Le mécanisme envisagé : entre symbole et contribution effective
Le projet prévoit de rétablir un système qui existait avant 2003, où les détenus acquittaient un forfait de présence comparable au forfait hospitalier en vigueur pour les séjours à l’hôpital. Gérald Darmanin a insisté sur le caractère "symbolique mais important" de cette contribution, précisant qu’il ne s’agit pas de transférer l'intégralité du coût de l’incarcération sur les détenus.

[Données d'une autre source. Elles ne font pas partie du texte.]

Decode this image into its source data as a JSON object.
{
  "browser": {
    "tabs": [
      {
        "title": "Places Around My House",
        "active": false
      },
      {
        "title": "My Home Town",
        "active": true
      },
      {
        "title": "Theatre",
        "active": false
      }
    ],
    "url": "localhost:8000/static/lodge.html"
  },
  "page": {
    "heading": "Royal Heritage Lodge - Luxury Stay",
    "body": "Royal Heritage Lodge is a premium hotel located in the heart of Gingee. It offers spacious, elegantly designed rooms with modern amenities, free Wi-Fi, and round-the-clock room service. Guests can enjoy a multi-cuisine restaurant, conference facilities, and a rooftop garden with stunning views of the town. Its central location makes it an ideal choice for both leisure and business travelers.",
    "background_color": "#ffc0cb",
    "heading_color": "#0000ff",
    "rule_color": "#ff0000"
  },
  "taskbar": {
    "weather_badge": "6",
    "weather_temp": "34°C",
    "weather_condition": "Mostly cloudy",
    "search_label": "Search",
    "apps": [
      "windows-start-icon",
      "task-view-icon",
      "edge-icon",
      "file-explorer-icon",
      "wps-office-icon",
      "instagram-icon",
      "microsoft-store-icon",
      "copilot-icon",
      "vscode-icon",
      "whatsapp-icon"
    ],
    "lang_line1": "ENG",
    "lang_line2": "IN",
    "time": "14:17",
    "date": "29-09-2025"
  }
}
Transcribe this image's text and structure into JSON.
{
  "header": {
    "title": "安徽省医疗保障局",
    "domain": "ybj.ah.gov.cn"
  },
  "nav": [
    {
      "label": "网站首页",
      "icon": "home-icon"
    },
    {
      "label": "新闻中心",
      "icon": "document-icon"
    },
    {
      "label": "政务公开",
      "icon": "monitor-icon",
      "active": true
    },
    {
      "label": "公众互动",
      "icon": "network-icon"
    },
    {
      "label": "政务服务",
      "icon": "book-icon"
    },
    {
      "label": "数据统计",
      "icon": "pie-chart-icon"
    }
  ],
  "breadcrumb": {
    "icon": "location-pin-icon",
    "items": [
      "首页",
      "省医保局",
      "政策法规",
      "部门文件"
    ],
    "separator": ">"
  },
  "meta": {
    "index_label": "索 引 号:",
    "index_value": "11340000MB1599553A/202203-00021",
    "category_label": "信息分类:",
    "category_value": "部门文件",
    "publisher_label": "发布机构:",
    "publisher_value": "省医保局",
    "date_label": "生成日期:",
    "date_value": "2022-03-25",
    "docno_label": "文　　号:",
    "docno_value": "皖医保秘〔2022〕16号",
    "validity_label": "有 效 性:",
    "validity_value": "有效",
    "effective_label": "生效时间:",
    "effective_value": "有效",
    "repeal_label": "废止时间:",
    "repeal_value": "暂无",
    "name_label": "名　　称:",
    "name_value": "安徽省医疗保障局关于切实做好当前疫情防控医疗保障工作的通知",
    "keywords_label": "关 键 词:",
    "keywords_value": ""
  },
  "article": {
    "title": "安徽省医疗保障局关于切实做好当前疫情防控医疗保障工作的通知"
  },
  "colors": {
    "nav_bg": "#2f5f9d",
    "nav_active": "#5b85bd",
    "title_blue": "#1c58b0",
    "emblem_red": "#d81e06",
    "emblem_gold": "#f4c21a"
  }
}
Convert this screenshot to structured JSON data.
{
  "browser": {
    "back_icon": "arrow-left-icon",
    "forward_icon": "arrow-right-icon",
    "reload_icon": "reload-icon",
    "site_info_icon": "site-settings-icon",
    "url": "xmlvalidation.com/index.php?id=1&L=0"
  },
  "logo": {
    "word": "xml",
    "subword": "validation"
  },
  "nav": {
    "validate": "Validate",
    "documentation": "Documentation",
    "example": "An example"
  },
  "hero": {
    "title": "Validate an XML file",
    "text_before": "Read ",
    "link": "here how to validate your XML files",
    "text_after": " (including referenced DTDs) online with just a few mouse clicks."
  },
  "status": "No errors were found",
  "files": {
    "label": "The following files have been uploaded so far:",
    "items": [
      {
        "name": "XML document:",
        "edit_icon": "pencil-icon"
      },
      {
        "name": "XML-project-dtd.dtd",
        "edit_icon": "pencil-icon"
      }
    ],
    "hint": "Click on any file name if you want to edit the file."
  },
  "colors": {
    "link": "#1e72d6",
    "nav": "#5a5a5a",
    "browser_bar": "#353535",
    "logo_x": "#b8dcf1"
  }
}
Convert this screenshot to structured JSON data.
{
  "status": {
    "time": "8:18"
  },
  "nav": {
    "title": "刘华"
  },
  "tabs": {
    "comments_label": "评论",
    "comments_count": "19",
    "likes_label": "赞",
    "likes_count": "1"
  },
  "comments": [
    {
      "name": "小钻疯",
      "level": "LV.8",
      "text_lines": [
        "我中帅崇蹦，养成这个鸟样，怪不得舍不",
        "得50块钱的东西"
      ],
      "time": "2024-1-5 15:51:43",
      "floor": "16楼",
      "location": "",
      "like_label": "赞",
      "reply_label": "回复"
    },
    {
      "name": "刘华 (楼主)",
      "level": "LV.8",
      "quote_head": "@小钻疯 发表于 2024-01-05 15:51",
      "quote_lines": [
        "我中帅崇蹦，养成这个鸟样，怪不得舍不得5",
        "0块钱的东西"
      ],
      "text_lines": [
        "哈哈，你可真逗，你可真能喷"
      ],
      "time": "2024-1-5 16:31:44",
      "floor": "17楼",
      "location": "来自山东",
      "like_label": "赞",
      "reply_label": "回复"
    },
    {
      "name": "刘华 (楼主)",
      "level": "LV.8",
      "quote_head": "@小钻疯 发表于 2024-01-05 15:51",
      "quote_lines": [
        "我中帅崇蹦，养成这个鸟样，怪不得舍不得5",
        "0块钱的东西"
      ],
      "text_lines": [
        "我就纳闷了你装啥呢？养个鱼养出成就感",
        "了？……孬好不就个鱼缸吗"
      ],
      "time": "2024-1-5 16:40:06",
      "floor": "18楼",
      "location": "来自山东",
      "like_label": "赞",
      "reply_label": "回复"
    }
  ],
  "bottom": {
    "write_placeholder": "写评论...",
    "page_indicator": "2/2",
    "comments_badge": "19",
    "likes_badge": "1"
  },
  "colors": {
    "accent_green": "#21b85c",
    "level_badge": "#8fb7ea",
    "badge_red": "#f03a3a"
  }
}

La mesure exempterait expressément certaines catégories de détenus, notamment les indigents, ceux qui n’ont aucune ressources, ainsi que les prévenus, c’est-à-dire les personnes en détention provisoire, qui n'ont pas encore été condamnées. Cette exclusion vise à limiter les risques d'inégalités sociales au sein des établissements.
Pour mettre en œuvre cette réforme, le gouvernement soutiendra une proposition de loi déjà déposée à l’Assemblée nationale. Deux textes seraient en cours d'examen, confirmant la volonté du ministère de la Justice d’inscrire rapidement cette initiative dans le droit positif.
Les enjeux politiques et économiques d'une réforme du financement des prisons
Sur le plan politique, cette annonce s'inscrit dans une ligne de fermeté assumée par Gérald Darmanin depuis son arrivée place Vendôme. Après les attaques contre les établissements pénitentiaires, la nécessité de restaurer l’autorité publique dans les prisons est devenue un argument central.
D'un point de vue économique, l’instauration de frais d'incarcération constituerait un précédent important. Elle marquerait une évolution du statut du détenu, désormais acteur financier minimal du fonctionnement carcéral. Si le montant attendu des contributions individuelles reste modeste, l'objectif est autant financier que symbolique : il s'agit de réaffirmer que l'incarcération, tout comme l'accès à d'autres services publics, engage une forme de responsabilité individuelle.
Le ministre de la Justice a par ailleurs précisé que les sommes perçues seront affectées exclusivement à l’amélioration des conditions de travail des personnels pénitentiaires, notamment en matière de sécurité. Cette affectation spécifique répond aux inquiétudes exprimées par les syndicats de surveillants ces derniers mois.
Une réforme qui soulève des interrogations juridiques et sociales
La mise en place de frais d’incarcération pourrait soulever plusieurs questions d’ordre juridique. Notamment celle du respect du principe d'égalité entre détenus, compte tenu de la diversité de leurs ressources financières. De même, l’impact sur la capacité des détenus à rembourser leurs victimes, priorité instaurée par d’autres réformes récentes, devra être évalué.
Sur le plan social, les associations de défense des droits des détenus alertent déjà sur le risque d'alourdir la précarité d'une population largement défavorisée. La proportion élevée de détenus sans ressources régulières, ou engagés dans des démarches de réinsertion complexes, pourrait limiter l'efficacité économique du dispositif tout en alimentant les tensions internes.
Quelle suite législative pour ce projet ?
La temporalité de la réforme reste à préciser. Gérald Darmanin a annoncé son soutien actif aux textes en préparation, mais le calendrier parlementaire chargé pourrait retarder l'examen des propositions. Par ailleurs, une série d'amendements pourrait être déposée pour préciser les modalités d’application, notamment les plafonds de contribution et les conditions d’exonération.